I try to use the raster reprojection of a map following this example. If I change the example kavrayskiy7
projection by the Azimuthal Equidistant projection,
var projection = d3.geo.azimuthalEquidistant()
.scale(90)
.translate([width / 2, height / 2])
.clipAngle(180 - 1e-3)
.precision(.1);
it should project the Earth onto a disc (the image of the projection map). However, the raster reprojection goes beyond that disc and fills the entire canvas with an extended picture (the inverse projection function is not injective, several x/y points on the map correspond to a single lon/lat coordinates). In the original example, this should be avoided with the line
if (λ > 180 || λ < -180 || φ > 90 || φ < -90) { i += 4; continue; }
but for this example that does not work. I found other glitches for instance when using the Mollweide projection (two lines appear at the poles) due to the same efect.

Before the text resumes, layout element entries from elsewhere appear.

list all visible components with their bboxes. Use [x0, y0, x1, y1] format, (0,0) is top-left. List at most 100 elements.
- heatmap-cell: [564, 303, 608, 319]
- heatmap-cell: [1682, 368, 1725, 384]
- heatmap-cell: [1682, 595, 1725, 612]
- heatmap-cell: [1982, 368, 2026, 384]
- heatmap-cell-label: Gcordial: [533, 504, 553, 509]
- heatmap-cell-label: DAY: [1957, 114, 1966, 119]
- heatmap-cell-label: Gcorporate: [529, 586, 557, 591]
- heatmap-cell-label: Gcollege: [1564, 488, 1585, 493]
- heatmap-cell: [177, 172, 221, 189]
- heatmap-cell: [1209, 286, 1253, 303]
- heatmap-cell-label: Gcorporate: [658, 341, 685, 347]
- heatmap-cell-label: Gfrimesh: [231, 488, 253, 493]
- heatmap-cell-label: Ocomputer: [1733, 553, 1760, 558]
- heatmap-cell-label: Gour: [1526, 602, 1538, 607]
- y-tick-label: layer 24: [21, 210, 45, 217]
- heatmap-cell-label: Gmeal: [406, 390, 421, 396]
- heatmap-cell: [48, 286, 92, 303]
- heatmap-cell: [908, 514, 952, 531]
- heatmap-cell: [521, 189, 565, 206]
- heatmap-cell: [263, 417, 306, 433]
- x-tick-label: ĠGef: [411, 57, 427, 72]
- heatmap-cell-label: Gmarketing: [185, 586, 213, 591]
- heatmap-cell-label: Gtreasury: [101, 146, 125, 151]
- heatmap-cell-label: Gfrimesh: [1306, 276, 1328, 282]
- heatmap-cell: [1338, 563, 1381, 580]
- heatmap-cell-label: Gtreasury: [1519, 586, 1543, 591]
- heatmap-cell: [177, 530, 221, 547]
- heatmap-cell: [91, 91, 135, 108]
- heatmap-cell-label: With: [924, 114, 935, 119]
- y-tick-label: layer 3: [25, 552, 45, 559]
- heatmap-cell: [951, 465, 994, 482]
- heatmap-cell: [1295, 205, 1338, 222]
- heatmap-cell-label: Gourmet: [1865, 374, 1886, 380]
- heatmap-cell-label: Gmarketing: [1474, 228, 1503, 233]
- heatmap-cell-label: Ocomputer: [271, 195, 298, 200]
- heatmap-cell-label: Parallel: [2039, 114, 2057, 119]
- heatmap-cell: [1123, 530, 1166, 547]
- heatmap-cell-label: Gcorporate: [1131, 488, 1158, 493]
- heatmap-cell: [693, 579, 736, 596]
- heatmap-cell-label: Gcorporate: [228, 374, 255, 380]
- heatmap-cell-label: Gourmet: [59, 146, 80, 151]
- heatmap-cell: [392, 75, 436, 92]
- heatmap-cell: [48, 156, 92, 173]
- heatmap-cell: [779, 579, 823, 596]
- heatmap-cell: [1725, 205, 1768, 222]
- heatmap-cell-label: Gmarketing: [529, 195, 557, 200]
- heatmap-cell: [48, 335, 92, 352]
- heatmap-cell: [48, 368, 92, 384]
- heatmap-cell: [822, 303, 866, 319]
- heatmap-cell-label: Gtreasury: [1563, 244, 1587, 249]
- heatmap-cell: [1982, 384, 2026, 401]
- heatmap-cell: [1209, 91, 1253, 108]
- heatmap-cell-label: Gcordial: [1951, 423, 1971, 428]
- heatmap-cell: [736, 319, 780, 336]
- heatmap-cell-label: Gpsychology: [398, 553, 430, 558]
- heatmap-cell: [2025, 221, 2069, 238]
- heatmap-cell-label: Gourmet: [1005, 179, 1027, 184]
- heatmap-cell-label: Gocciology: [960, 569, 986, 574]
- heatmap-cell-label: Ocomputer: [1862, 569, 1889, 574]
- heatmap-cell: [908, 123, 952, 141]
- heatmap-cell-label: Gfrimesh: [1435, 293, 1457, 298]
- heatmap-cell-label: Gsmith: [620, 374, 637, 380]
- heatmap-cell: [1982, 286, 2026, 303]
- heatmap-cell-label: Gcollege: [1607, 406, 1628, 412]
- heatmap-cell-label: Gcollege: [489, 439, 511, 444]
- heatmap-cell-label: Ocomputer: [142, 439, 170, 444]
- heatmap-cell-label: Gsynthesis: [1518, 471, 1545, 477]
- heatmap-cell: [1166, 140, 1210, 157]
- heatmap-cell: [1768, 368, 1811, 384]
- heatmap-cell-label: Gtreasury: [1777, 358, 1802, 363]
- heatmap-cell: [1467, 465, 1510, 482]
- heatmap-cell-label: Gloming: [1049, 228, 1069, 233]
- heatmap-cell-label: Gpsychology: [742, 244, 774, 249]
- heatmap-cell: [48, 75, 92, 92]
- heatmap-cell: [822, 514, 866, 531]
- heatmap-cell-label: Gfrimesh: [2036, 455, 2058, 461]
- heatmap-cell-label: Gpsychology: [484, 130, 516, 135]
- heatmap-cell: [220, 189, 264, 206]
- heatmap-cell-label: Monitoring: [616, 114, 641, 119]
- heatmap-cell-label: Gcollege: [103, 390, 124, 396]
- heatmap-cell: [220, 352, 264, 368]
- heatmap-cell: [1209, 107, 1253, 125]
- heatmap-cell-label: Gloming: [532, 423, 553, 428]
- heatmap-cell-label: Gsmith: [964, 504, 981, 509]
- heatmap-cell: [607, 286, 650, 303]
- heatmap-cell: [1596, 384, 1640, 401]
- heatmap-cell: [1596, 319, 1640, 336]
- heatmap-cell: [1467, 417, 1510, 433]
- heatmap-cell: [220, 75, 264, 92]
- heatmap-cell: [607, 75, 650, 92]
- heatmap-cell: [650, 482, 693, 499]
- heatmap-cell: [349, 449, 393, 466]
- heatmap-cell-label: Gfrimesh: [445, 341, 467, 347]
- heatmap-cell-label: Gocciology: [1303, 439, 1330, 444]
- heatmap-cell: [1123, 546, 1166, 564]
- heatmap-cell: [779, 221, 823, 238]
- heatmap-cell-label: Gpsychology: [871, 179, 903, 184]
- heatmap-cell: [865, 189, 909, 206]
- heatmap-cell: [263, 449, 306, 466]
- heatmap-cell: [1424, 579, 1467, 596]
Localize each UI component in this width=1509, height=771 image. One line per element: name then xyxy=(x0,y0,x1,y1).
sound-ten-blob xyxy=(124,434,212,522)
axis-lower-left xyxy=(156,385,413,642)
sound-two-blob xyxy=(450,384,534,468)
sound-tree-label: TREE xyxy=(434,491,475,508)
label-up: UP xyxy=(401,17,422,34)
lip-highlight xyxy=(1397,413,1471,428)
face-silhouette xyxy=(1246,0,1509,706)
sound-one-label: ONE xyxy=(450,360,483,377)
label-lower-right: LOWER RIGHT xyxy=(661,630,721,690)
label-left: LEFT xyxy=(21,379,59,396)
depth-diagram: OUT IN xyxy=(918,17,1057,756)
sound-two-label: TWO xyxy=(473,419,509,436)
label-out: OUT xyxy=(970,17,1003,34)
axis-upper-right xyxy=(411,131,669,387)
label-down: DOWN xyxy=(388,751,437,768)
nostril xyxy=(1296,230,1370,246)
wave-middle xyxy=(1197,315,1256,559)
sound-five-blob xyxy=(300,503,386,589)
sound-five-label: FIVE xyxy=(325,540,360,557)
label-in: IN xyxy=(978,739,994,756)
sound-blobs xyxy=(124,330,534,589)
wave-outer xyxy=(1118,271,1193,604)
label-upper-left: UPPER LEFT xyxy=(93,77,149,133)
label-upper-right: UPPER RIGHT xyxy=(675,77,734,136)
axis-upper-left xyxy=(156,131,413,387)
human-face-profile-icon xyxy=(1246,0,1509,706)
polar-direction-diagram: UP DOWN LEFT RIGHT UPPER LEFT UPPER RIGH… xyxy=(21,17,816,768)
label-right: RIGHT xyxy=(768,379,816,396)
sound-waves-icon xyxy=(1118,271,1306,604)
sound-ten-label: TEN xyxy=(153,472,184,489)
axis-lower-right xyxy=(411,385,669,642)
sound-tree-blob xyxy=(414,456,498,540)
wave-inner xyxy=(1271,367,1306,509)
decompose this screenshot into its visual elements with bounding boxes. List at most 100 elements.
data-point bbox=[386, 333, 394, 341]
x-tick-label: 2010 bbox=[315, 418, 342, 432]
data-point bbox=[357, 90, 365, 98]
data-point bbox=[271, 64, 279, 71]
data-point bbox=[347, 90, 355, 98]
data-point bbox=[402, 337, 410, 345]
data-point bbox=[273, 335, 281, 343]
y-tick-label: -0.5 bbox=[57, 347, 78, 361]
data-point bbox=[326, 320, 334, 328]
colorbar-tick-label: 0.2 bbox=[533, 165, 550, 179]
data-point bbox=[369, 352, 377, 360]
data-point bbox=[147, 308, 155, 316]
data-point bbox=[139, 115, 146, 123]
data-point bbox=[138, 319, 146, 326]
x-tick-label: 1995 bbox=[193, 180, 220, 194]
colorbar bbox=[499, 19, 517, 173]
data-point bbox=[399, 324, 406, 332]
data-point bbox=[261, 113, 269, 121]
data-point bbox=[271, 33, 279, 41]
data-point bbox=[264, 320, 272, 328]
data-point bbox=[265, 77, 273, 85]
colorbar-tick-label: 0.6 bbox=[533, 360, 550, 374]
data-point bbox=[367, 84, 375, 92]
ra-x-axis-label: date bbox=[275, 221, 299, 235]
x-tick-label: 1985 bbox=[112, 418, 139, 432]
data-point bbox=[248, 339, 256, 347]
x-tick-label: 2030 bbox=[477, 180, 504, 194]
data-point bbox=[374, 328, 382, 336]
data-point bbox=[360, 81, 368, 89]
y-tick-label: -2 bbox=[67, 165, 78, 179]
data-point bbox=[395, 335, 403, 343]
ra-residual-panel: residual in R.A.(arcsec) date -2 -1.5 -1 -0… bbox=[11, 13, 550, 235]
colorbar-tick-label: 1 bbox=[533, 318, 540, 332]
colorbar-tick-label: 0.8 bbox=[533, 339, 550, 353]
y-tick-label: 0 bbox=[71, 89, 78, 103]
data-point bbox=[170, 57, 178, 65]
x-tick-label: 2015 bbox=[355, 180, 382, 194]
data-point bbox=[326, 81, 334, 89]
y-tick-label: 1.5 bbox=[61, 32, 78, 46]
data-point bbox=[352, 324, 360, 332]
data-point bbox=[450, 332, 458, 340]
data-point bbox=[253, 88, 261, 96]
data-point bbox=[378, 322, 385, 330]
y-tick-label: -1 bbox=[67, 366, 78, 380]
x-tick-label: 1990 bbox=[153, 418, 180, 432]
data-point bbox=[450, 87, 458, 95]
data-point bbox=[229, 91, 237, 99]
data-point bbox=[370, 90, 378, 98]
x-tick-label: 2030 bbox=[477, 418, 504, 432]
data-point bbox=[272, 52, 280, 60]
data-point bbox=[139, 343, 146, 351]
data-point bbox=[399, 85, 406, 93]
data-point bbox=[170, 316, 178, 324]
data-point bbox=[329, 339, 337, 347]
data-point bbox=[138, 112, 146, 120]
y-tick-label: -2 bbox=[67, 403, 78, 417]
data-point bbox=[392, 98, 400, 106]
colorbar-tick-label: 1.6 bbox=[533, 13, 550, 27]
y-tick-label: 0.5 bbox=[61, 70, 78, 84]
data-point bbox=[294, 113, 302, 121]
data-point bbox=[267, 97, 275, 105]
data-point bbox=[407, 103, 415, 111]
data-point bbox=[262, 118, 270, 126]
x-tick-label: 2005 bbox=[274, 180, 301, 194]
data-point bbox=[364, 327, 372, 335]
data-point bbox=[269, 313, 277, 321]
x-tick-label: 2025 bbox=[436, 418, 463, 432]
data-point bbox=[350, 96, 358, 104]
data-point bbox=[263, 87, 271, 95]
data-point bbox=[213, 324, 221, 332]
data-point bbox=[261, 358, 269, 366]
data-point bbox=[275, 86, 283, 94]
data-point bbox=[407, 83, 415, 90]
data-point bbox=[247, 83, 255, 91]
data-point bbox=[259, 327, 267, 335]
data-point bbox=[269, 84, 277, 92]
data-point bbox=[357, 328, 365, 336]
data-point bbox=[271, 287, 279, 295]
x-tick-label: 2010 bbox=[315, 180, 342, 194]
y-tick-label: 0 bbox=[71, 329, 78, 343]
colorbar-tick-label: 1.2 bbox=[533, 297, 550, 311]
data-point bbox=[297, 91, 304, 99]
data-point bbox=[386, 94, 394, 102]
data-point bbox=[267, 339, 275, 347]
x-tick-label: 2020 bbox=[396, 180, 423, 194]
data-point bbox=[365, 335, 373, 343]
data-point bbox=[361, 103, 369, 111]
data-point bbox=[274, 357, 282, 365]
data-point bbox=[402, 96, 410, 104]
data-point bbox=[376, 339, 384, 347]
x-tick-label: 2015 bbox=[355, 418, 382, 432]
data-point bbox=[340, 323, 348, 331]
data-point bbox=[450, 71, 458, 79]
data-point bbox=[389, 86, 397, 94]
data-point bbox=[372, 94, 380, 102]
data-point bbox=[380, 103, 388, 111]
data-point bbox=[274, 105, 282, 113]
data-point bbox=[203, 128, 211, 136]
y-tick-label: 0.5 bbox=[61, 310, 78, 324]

To solve this, one way would be to fix the inverse projections so they return error or None when the x/y input is out of range. My attempt was to check if a point is on range using the forward projection of the whole sphere to obtain a SVG path with the boundary of the map, as given by this code:
var path = d3.geo.path()
.projection(projection);
var bdry = svg.append("defs").append("path")
.datum({type: "Sphere"})
.attr("id", "sphere")
.attr("d", path);
(see for instance this example). However, I found no easy method to check whether a point [x,y]
is inside a SVG closed path.
So my questions are:
- Is there a bug on the inverse projections, or am I not using them correctly?
- How could I find if a
[x,y]
point is inside the svg path, assuming that this is the best approach? - By curiosity, where is the algorithm code of the d3
path
function to obtain the boundary profile of the map? I could not find it on the github repo.
Thanks.
Edit: I went through all the 44 projections in this example and I found glitches on the following 25:
Albers, Bromley, Collignon, Eckert II, Eckert IV, Eckert VI, Hammer, Hill, Goode Homolosine, Lambert cylindrical equal-area, Larrivée, Laskowski, McBryde–Thomas Flat-Polar Parabolic, McBryde–Thomas Flat-Polar Quartic, McBryde–Thomas Flat-Polar Sinusoidal, Mollweide, Natural Earth, Nell–Hammer, Polyconic, Sinu-Mollweide, van der Grinten, van der Grinten IV, Wagner IV, Wagner VII, Winkel Tripel.